Le regole generali sono consultabili nelle Norme Uni 6015, Segnaccento obbligatorio nell’ortografia della lingua italiana, Milano 1967. In italiano, si distinguono un accento finale, che cade sulla vocale finale di parola (es. città) e un accento tonico, che cade su una vocale intermedia di una parola (es. rèprobo).

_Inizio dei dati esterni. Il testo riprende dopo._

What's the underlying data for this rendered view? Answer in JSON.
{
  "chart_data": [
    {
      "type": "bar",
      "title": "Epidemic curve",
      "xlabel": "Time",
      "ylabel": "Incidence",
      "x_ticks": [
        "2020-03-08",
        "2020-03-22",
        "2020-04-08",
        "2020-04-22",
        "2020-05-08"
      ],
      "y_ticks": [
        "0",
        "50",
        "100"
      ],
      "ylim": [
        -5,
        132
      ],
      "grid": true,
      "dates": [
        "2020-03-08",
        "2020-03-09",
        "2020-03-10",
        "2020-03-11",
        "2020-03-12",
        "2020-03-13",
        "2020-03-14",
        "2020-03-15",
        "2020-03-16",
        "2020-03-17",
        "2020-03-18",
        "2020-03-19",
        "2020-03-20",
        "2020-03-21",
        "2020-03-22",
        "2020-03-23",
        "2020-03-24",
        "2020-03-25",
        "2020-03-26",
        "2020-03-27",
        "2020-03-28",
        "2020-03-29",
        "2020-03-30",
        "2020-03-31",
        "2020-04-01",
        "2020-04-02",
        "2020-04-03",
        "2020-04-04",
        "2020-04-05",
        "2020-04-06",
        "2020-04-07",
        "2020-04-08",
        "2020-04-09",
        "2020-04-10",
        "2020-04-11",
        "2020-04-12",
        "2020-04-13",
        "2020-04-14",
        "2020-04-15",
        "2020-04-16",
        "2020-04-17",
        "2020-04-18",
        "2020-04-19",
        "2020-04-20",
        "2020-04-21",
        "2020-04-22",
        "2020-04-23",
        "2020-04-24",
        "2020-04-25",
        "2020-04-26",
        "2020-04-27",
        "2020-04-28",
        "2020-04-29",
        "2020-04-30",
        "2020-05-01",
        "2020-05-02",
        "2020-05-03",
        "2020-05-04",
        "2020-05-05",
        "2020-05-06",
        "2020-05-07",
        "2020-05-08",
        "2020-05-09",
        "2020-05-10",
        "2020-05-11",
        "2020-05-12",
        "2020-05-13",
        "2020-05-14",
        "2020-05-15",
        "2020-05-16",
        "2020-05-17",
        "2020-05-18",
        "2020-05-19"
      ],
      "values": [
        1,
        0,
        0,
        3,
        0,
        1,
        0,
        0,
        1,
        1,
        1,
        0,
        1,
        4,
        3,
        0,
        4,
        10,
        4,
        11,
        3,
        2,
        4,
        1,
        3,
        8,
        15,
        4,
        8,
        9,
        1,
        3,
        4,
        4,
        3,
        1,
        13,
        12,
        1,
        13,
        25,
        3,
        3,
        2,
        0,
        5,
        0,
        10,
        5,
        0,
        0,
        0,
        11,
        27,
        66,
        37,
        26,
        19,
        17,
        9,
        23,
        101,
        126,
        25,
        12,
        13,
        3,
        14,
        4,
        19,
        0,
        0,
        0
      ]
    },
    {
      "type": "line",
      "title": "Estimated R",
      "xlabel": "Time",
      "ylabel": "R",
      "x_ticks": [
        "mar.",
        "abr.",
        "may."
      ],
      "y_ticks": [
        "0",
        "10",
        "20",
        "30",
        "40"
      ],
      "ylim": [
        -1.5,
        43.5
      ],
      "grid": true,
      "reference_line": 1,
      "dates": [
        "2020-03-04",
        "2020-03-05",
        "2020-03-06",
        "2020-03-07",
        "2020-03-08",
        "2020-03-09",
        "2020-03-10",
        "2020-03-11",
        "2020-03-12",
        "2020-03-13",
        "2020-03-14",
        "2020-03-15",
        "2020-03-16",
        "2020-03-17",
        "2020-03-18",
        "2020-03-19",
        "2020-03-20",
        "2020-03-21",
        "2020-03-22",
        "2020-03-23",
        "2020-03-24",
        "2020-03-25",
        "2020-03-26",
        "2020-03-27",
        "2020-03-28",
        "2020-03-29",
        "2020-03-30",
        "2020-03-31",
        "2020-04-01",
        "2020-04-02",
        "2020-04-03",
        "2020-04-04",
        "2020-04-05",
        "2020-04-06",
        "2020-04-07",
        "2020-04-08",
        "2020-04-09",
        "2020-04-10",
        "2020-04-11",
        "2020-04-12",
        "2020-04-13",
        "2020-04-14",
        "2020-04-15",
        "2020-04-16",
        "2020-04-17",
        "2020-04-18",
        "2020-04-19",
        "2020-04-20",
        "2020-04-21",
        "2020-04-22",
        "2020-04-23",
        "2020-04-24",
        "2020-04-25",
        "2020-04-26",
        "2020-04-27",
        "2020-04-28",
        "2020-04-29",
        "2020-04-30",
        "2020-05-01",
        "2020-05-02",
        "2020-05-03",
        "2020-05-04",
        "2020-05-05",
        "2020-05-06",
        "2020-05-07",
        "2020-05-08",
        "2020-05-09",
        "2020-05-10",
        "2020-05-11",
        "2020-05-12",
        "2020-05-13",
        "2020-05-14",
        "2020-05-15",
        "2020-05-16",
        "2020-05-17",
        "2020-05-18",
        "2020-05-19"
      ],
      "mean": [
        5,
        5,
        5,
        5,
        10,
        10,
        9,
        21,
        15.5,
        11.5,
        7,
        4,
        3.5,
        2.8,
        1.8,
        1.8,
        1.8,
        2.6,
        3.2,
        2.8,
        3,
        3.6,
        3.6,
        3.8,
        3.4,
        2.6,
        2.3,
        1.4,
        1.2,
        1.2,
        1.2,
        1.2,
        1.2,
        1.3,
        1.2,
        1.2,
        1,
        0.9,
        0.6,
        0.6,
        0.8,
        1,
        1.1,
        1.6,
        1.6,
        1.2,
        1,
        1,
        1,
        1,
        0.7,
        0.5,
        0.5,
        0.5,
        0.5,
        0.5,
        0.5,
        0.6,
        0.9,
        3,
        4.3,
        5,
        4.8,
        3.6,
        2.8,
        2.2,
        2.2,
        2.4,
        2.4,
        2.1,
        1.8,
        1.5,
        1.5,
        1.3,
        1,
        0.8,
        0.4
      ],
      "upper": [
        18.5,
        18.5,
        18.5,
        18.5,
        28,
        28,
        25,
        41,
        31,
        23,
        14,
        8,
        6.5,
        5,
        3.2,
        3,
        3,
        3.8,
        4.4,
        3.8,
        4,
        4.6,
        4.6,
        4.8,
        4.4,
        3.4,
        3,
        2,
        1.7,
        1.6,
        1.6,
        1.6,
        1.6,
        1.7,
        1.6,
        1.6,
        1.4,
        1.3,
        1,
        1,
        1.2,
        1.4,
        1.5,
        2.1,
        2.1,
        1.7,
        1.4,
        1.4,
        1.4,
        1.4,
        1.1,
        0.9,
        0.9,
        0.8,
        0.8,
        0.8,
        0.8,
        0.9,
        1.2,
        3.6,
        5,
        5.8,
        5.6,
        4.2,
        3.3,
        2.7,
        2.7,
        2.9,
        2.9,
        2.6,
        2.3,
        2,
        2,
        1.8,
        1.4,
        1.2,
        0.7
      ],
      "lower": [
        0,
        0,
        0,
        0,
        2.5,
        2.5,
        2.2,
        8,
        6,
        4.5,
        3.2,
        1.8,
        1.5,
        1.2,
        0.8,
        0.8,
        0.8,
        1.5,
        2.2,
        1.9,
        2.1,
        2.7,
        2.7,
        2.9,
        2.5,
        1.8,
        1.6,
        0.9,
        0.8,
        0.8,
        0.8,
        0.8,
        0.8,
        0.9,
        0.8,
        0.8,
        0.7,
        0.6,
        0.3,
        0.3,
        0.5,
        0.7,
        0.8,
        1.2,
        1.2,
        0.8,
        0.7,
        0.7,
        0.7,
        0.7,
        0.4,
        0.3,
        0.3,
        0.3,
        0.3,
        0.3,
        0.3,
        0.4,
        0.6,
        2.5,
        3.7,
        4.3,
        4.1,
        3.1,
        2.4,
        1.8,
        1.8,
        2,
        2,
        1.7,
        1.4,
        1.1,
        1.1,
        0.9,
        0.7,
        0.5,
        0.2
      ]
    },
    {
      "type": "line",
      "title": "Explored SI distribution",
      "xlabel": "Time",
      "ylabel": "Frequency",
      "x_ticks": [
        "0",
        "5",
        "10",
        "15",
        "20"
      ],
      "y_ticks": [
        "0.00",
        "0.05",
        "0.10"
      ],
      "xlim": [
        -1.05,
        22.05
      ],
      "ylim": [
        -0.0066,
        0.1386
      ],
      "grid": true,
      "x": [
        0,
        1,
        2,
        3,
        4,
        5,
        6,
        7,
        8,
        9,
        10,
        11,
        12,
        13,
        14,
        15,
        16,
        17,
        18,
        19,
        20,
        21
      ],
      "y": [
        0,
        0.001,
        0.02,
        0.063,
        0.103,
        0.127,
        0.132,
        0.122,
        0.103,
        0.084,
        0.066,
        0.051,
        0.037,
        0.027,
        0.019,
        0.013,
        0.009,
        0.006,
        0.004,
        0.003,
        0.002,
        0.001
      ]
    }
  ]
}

Indipendentemente dalla posizione dell’accento, esistono due tipi di accento:
accento grave (inclinato a sinistra, come in è) e accento acuto (inclinato a destra, come in “é” di perché).
Accenti finali:

  • le vocali A e O richiedono solo l’accento grave (à, ò), es. città, dà (voce del verbo “dare” per distinguersi dalla preposizione “da”); perciò, darò ecc.;
  • le vocali i “e” “u” richiedono sempre l’accento acuto (í, ú), es. cosí, piú;
  • la“e” può avere suono chiuso (es. né, perché) o aperto (es. è, cioè): la “e” chiusa richiede l’accento acuto (é), aperta vuole l’accento grave (è);
  • la “e” richiede l’accento acuto (é) nei seguenti casi: nei composti di “che” (es. perché, poiché, sicché, allorché ecc.); nella terza persona singolare del passato remoto (es. poté, ricevé, dové ecc.); nella negazione “né”; nel pronome “sé”; nei numeri terminanti in tre (es. trentatré);
  • la “e” richiede l’accento grave (è): nella terza persona del verbo “essere”, per la quale occorre usare sempre la forma accentata quando è maiuscola (È); in “cioè, caffè, thè, ahimè, piè, diè”; nelle parole straniere entrate nell’uso comune italiano (es. gilè, canapè, lacchè); nei nomi propri di persona (es. Noè, Mosè, Giosuè, Giuffrè, Averroè ecc.).